ドイツのベアボック外相(右)と中国の秦剛外相=9日、ベルリン
(CNN) ドイツは中国に対し、欧州が行っている制裁をロシアが回避することを支援しないよう求めた。一方、中国はドイツと欧州各国に対して中国との経済的な関係の断絶を警告した。
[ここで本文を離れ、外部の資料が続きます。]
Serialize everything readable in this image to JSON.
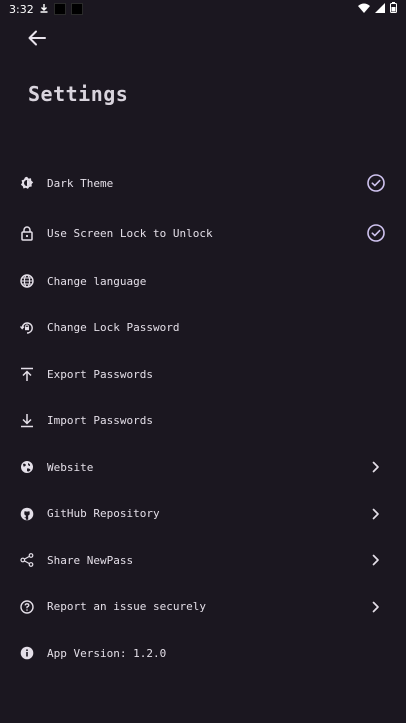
{
  "status_bar": {
    "time": "3:32"
  },
  "header": {
    "title": "Settings"
  },
  "settings": [
    {
      "label": "Dark Theme",
      "icon": "contrast-icon",
      "trailing": "check-circle-icon"
    },
    {
      "label": "Use Screen Lock to Unlock",
      "icon": "lock-icon",
      "trailing": "check-circle-icon"
    },
    {
      "label": "Change language",
      "icon": "globe-icon",
      "trailing": ""
    },
    {
      "label": "Change Lock Password",
      "icon": "lock-reset-icon",
      "trailing": ""
    },
    {
      "label": "Export Passwords",
      "icon": "upload-icon",
      "trailing": ""
    },
    {
      "label": "Import Passwords",
      "icon": "download-icon",
      "trailing": ""
    },
    {
      "label": "Website",
      "icon": "globe-icon",
      "trailing": "chevron-right-icon"
    },
    {
      "label": "GitHub Repository",
      "icon": "github-icon",
      "trailing": "chevron-right-icon"
    },
    {
      "label": "Share NewPass",
      "icon": "share-icon",
      "trailing": "chevron-right-icon"
    },
    {
      "label": "Report an issue securely",
      "icon": "help-circle-icon",
      "trailing": "chevron-right-icon"
    },
    {
      "label": "App Version: 1.2.0",
      "icon": "info-icon",
      "trailing": ""
    }
  ],
  "colors": {
    "background": "#1b1720",
    "text": "#e4dfe8",
    "accent": "#cfc3ef"
  }
}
ドイツと中国の外交トップは9日、ドイツの首都ベルリンで会談した。
ドイツのベアボック外相は共同記者会見で、「科された制裁が迂回(うかい)路によって損なわれることがあってはならない」と述べた。
ベアボック氏は、ロシアの国防企業が戦争に関連した物資を入手する場合は特に重要だとの見方を示し、中国を含む全ての国々が企業に対して行動を義務付けるべきだと述べた。
ベアボック氏は、先ごろ行われた中国の習近平(シーチンピン)国家主席とウクライナのゼレンスキー大統領との電話会談を歓迎し、中国に対して、ロシアによるウクライナでの戦争について、より決定的な役割を果たすよう求めた。
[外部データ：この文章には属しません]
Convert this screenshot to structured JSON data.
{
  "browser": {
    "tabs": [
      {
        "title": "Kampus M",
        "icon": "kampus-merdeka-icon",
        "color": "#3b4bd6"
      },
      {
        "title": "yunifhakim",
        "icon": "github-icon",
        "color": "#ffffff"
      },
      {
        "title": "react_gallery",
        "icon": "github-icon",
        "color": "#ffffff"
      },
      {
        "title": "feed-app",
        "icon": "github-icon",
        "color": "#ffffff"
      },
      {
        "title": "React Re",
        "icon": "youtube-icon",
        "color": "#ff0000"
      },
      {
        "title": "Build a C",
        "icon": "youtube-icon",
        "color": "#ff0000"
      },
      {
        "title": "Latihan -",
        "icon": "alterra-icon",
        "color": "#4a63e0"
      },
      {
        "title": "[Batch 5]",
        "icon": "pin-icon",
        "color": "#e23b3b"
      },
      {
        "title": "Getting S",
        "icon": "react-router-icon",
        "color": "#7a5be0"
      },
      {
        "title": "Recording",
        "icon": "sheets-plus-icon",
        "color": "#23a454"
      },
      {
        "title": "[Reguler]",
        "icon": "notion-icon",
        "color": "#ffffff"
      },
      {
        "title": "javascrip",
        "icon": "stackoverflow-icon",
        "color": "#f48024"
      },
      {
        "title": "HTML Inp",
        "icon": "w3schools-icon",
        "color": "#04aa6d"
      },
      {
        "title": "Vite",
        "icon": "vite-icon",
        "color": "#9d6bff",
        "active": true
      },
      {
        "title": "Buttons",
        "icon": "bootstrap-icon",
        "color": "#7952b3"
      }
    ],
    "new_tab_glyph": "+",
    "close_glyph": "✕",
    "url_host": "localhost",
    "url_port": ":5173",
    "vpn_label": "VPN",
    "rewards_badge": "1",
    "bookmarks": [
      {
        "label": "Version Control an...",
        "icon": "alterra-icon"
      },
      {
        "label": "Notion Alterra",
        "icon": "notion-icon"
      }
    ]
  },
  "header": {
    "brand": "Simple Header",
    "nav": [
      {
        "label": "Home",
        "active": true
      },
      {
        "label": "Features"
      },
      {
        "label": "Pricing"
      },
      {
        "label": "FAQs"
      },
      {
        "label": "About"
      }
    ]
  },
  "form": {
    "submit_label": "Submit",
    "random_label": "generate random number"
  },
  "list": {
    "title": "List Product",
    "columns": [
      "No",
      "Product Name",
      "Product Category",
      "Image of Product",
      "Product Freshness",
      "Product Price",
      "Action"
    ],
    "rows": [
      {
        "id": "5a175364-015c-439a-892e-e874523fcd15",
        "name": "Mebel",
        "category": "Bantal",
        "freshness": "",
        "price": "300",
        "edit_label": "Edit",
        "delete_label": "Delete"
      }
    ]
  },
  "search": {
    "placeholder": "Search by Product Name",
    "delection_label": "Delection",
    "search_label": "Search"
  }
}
ベアボック氏は「中立は侵略者の側に立つことだ」と述べた。
中国側は、欧州で中国との関係について「脱リスク化」の動きが出ていることに懸念を表明した。
米国務省によれば、脱リスク化とは、金融機関がリスクを管理するのではなくリスクを回避するために、顧客あるいは特定の種類の顧客との取引を終了または制限するという考え方を指す。
中国の秦剛(チンカン)外相は共同記者会見で、「中国の影響力を取り除くという現実がリスク根絶の名のもとに行われるのであれば、それは逆に、機会を排除し、協力を排除し、安定を排除し、発展を排除することになる」と述べた。
秦氏は、「デカップリング(切り離し)」と呼ばれる動きには断固反対して新たな冷戦に対する高度な警戒を維持しなければならないと指摘。ドイツと中国、欧州は連携して、世界の産業とサプライチェーン(供給網)の安定と円滑さを守らなければならないと述べた。